Rimanendo nell’ambito dell’attrezzatura, qual è il vestiario che utilizzi in gara ?
“Tutti gli atleti hanno una tuta da salto e un paio di guanti. Oltre a quello abbiamo un sottotuta fornito dalla nazionale, alcuni saltano con i calzini e altri no, mentre nello scarpone viene inserito un oggetto cilindrico detto ‘cuneo’ che viene messo fra la scarpa e il polpaccio e anche qui c’è molta variazione sulle dimensioni sino a uno spessore massimo di 5,5 centimetri”.
Quest’edizione della Coppa del Mondo offre sicuramente molti spunti, in particolare per via delle novità dei terreni con cui siete chiamati a confrontarvi. Si sono infatti svolte alcune gare con canalina di plastica e pista d’atterraggio in plastica, materiali che cambiano le carte in gioco. Quali sono le differenze fra le gare sulla plastica e quelle sulla neve ?
“A livello tecnico non ci sono differenze, tutto cambia invece nella sensazioni perché aver sotto i piedi erba, plastica o neve, la pressione durante la fase di volo è sicuramente diversa. La scelta compiuta dalla Federazione Internazionale è stata corretta perché a Wisla ogni anno vi erano problemi in fase d’atterraggio per via del caldo, tanto da aver paura di far saltare gli atleti oltre il punto K. Nel 2022 abbiamo visto quindi salti molto più lunghi senza rischiare di farsi male”.
In futuro come vedi di aver una Coppa del Mondo lungo tutto l’anno senza dividere le gare con il Grand Prix estivo ?
“Chiaramente tutto segue l’impatto mediatico che questo sport ha. Per me potrebbe anche essere meglio perché potrebbe esser una base d’appoggio per cambiare, tuttavia non saprei di preciso come rispondere”.
Tornando sulla tua carriera, ti vediamo spesso al via delle competizioni di Continental Cup. Quali sono i trampolini che prediligi e quali sono i passi che un saltatore deve compiere per accedere alla Coppa del Mondo ?

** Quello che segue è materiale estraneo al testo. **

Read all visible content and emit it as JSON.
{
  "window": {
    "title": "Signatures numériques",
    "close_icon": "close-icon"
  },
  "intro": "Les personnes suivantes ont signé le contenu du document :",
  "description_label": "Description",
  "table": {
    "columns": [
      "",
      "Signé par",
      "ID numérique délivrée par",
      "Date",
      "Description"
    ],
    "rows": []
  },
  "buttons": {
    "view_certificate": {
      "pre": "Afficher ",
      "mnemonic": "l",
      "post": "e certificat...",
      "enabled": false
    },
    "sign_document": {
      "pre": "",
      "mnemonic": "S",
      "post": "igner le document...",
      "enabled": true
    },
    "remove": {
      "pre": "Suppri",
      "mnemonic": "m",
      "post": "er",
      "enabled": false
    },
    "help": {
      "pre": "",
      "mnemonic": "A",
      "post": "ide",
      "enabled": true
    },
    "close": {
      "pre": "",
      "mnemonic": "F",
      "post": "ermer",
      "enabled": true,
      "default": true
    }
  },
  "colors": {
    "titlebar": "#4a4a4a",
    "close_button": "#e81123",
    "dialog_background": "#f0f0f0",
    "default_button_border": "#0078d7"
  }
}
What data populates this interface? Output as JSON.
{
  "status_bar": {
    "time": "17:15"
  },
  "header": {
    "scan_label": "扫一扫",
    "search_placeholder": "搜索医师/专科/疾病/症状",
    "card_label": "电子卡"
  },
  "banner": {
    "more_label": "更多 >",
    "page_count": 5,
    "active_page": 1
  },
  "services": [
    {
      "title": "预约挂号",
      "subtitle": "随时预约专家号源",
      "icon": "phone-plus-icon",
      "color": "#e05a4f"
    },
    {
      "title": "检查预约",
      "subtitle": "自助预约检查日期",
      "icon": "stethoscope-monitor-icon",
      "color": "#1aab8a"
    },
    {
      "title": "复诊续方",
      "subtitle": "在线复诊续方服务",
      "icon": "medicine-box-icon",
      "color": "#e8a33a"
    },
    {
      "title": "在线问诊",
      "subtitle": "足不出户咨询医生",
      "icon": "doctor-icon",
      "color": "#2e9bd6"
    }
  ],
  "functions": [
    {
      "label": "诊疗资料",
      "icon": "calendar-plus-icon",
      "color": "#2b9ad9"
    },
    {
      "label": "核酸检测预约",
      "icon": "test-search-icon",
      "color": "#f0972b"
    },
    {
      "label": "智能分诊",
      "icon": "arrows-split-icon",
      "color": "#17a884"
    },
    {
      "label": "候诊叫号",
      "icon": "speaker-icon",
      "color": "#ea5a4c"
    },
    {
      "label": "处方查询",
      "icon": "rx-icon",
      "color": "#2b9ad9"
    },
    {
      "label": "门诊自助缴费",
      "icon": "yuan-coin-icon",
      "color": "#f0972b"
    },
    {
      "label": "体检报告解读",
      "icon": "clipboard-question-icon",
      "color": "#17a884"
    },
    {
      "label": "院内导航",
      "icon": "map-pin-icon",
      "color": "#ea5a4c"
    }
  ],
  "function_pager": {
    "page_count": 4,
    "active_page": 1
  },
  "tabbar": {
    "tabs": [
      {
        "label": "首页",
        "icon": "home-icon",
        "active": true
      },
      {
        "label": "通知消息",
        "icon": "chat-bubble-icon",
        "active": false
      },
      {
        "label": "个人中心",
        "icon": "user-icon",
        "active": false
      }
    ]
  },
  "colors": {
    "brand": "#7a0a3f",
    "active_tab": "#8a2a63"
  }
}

“Innanzitutto per arrivar nel Circo Bianco bisogna far punti nella categoria FIS Cup. Da lì si può scalare alla Continental Cup e infine esser eletti per la Coppa del Mondo, aspetti che non servono invece per prendere parte ai Mondiali. Io personalmente, essendo alto un metro e novanta, prediligo i trampolini di grandi dimensioni perché, essendo un pelo più pesante, sento meno gli sci su quelli più piccoli”.
Ti piacerebbe poter saltare su qualche trampolino di volo ?
“E’ il mio sogno, soprattutto a Planica. Magari chissà di non poterlo fare già quest’anno”.
A livello di Nazionale, qual è il clima che si respira considerando che è un gruppo ridotto, è arrivato un nuovo direttore tecnico e Giovanni Bresadola sta sicuramente compiendo una stagione sopra le aspettative ?
“Il clima fra noi è molto sereno. E’ arrivato Jiroutek David con un’idea di salto totalmente diversa rispetto al suo predecessore per cui inizialmente è stato difficile adattarmi su questa modalità. Ero infatti più diretto verso un’impostazione che portava a creare maggior verticalità dal dente, mentre l’attuale allenatore punta maggiormente sull’equilibrio in posizione, che sia durante la spinta che durante la lunghezza del movimento, portando così più velocità possibile fuori dal dente. Non è stato semplice, però ora stiamo vedendo i risultati di questo lavoro”.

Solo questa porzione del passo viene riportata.